Schwäbische Zeitung (Alb-Donau)
Berlin besinnt sich auf eigene Stärken
Modewoche sagt dem Laufstegmarathon ade und konzentriert sich auf den Nachwuchs
BERLIN (dpa) - Natürlich gibt es noch die Frauen mit den superlangen Beinen, die Klamotten, von denen jeder Normalo nur träumen kann, und die Partys, die bloß mit Geheimcode zugänglich sind. Aber sonst ist bei der Berliner Modewoche, die am Montag begonnen hat und noch bis Freitag dauert, diesmal ziemlich viel anders als sonst.
Wichtigster Einschnitt: Das glamouröse Zelt am Brandenburger Tor hat ausgedient, mit dem Marathon an Laufstegschauen ist es vorbei. Stattdessen zeigte Sponsor MercedesBenz im herben Industriecharme des E-Werks nur noch ein Dutzend Spitzendesigner wie Ivanman, Riani oder Bogner – und konzentriert sich ansonsten auf die Nachwuchsförderung.

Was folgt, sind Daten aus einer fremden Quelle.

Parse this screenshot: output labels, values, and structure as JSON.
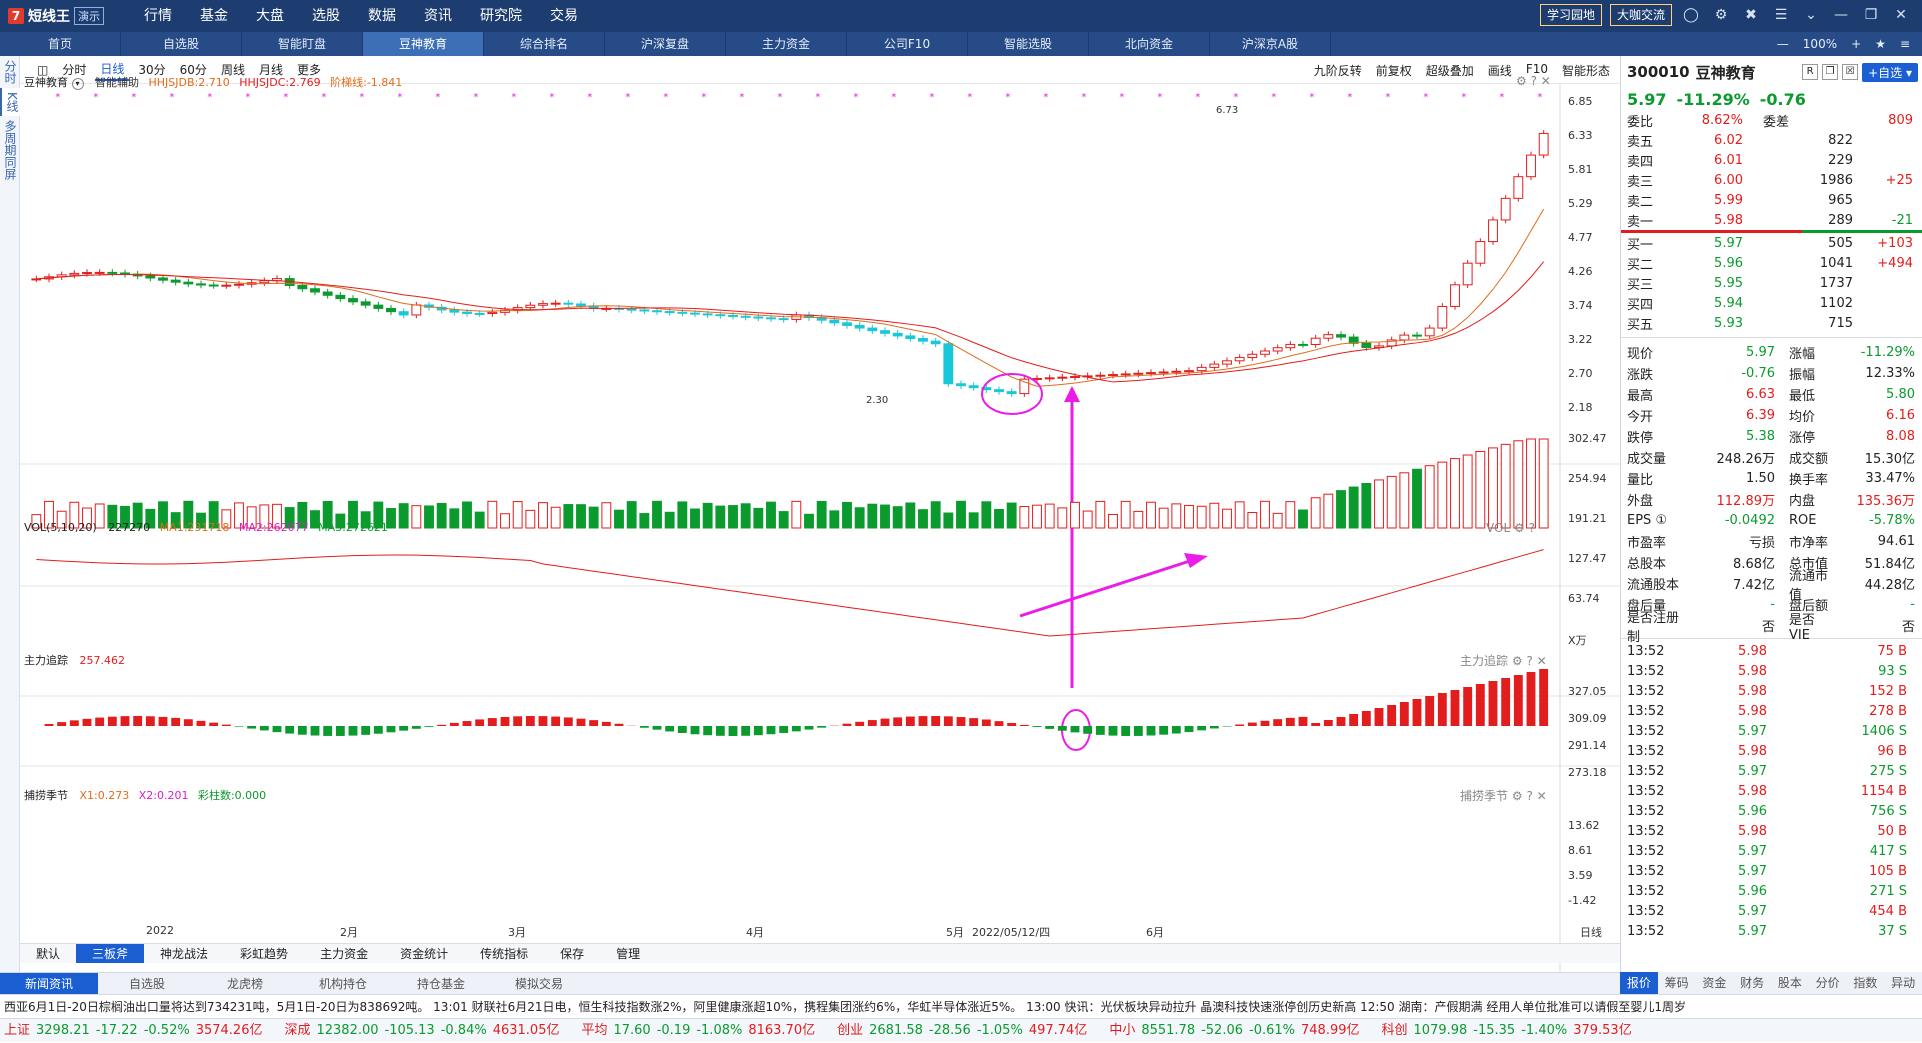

„Die Schau auf dem Laufsteg ist ein altes Modell, das hat sich längst überholt“, sagt Anita Tillmann. Die 45-Jährige ist als Geschäftsführerin der Premium-Gruppe allein für vier der acht parallel laufenden Einzelmessen verantwortlich, sie gehört zu den einflussreichsten Strippenzieherinnen der Szene. „Heute ist die Fashion Week ein strategisch-freundlicher Zusammenschluss aller Modeevents – kreativ, innovativ und zukunftsorientiert“, sagt Tillmann, die auch im Vorstand des Fashion Council Germany ist.
Erstmals hat der 2015 von ihr mitgegründete Zusammenschluss führender Branchenvertreter die Kalenderführung übernommen, er tritt als eine Art Kurator für das stadtweite Großevent auf. Besonders stolz sind die Verantwortlichen, dass sie den wegen seiner Karriere nach Mailand ausgewanderten Luxusdesigner Damir Doma wieder für die Heimat zurückgewinnen konnten. Der 36-Jährige zeigt seine Damen- und Herrenkollektion für den Herbst und Winter erstmals exklusiv in dem neuen Eventformat Fashion Hab – die Halle des legendären Technoclubs Berghain ist dafür gerade recht.
Auch die Kreativplattform „Berliner Salon“im Kronprinzenpalais hat mit Perret Schaad, Marina Hoermanseder, William Fan und anderen wichtige Trendsetter. Daneben präsentierten und präsentieren sich zahlreiche Designer mit eigenen Shows an ungewöhnlichen Orten – wie Strenesse auf einer riesigen Multimedia-Leinwand im Brandenburger Tor Museum oder Marc Cain im U-Bahnhof Potsdamer Platz.
„Unser erklärtes Ziel ist es, den deutschen Modestandort mit allen Facetten im In- und Ausland zu stärken“, sagt der Geschäftsführer des Fashion Council, Scott Lipinski. Gerade aus der Verbindung von Modedesign, Technologie und innovativen Materialien ergäben sich große Chancen, sagte Wirtschaftsministerin Brigitte Zypries (SPD) vorab. „Hier kann Deutschland seine Technologiestärke auch in der Modeindustrie nutzen.“
Schon heute ist die Textil- und Bekleidungsindustrie mit etwa 1400 Unternehmen und rund 135 000 Beschäftigten die zweitgrößte Konsumgüterindustrie in Deutschland, wie der Gesamtverband Textil und Mode berichtet. Allein im vergangenen Jahr entstanden nach Angaben von Präsidentin Ingeborg Neumann 1350 neue Arbeitsplätze.